Sadler in the Saddle

POLITICAL NOTES

The word in Texas last week was that President Roosevelt has picked a baby-kissin', snuff-dippin', vote-gettin' man to replace Mayor Maury Maverick of San Antonio as front man for the New Deal forces working against John Nance Garner on his home base. This snuff-dippin', vote-gettin' man: Railroad Commissioner Gerald Anthony Sadler.

Green-eyed, 31-year-old Mr. Sadler is an East Texan whose mother sold her chickens to give him a start when oil was discovered in the great East Texas field nine years ago. Hustling Jerry Sadler worked at odd jobs and high wages, saved his money and studied law. Last year, still a political unknown, he ran for a place on the important Texas Railroad Commission (which regulates Texas oil production). Weeks before Governor Wilbert Lee ("Pass the Biscuits, Pappy") O'Daniel started to campaign with his Hillbilly Band, Jerry Sadler was touring Texas with the Sadler Stringsters, whooping it up in folk-song and endearing himself to the no-collar vote.

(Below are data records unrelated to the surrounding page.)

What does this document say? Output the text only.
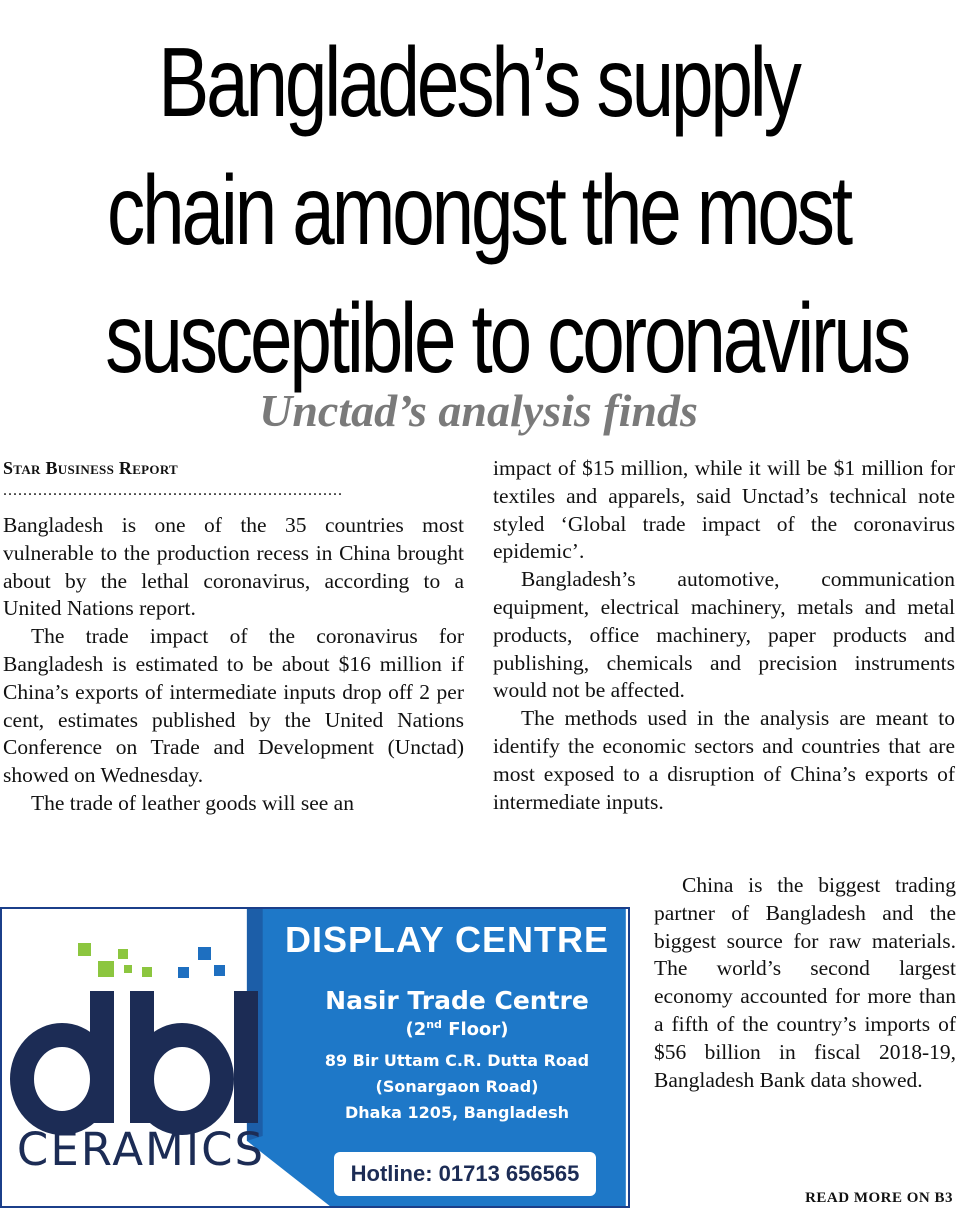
Bangladesh’s supply
chain amongst the most
susceptible to coronavirus
Unctad’s analysis finds
Star Business Report
....................................................................

Bangladesh is one of the 35 countries most vulnerable to the production recess in China brought about by the lethal coronavirus, according to a United Nations report.

The trade impact of the coronavirus for Bangladesh is estimated to be about $16 million if China’s exports of intermediate inputs drop off 2 per cent, estimates published by the United Nations Conference on Trade and Development (Unctad) showed on Wednesday.

The trade of leather goods will see an

impact of $15 million, while it will be $1 million for textiles and apparels, said Unctad’s technical note styled ‘Global trade impact of the coronavirus epidemic’.

Bangladesh’s automotive, communication equipment, electrical machinery, metals and metal products, office machinery, paper products and publishing, chemicals and precision instruments would not be affected.

The methods used in the analysis are meant to identify the economic sectors and countries that are most exposed to a disruption of China’s exports of intermediate inputs.

China is the biggest trading partner of Bangladesh and the biggest source for raw materials. The world’s second largest economy accounted for more than a fifth of the country’s imports of $56 billion in fiscal 2018-19, Bangladesh Bank data showed.

READ MORE ON B3
CERAMICS
DISPLAY CENTRE
Nasir Trade Centre
(2nd Floor)
89 Bir Uttam C.R. Dutta Road
(Sonargaon Road)
Dhaka 1205, Bangladesh
Hotline: 01713 656565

His prime attraction was his snuff. Jerry Sadler's desk is littered with empty Garrett Snuff cans and adorned with a tarnished silver snuffbox. Last July he told a snuff-dippers' convention: "Every old-line politician lined up against me. But I had one advantage . . . I was a snuff dipper. As a boy it was sometimes my duty to go cut a black gum toothbrush for my Grandmother, who was a snuff dipper. Practically all the elderly Christian mothers and grandmothers of that community (Hickory Grove, Texas) were snuff dippers. These modern women with one baby and a cigaret could learn a lot from these pioneer women. Snuff dippers don't talk much. . . so they do considerably more thinking. Smoke is the ghost of tobacco. Chewing tobacco is its body, but snuff is the soul of nicotine . . . the mark of men with hair on their chests and women who raise breast-fed babies that make the nation's statesmen and soldiers."

Statesman Sadler won in a walk-away with his slogan: "Sadler in the Saddle." He now shares top place on the mighty Railroad Commission with its once all-powerful Colonel Ernest O. Thompson, who is no slouch on slogans himself. Col. Thompson is gunning for the Governorship, with a plan to tax oil for old-age pensions ("A Nickel a Barrel for Grandma"). Governor O'Daniel, who said he would pass the biscuits to all the old folks when he was Governor, is still trying to get his hands on the dough.

Ex-Governor James V. Allred, now a U. S. district judge, is debarred from anti-Garner campaigning by the Hatch Act (no politicking for Federal employes). The most sincere New Dealer of the lot, Maury Maverick, has got himself into political trouble in Texas by espousing free speech for Communists and letting the home folks think he has "gone national." This week Mr. Maverick got into his worst trouble yet. Along with a local official and a former business agent of the International Ladies Garment Workers Union, he was indicted by a Bexar County grand jury charged with using union contributions to pay poll taxes for some of his Labor voters.

So the story that Franklin Roosevelt has given Jerry Sadler a New Deal saddle makes sense to many a Texas politico. If Mr. Sadler is worried by his well-night impossible assignment--to stop Cactus Jack Garner in his native State in 1940--he airily conceals his state of mind. Said he last week, in an announcement which few Texas politicians would dare to make: "I ain't for Garner."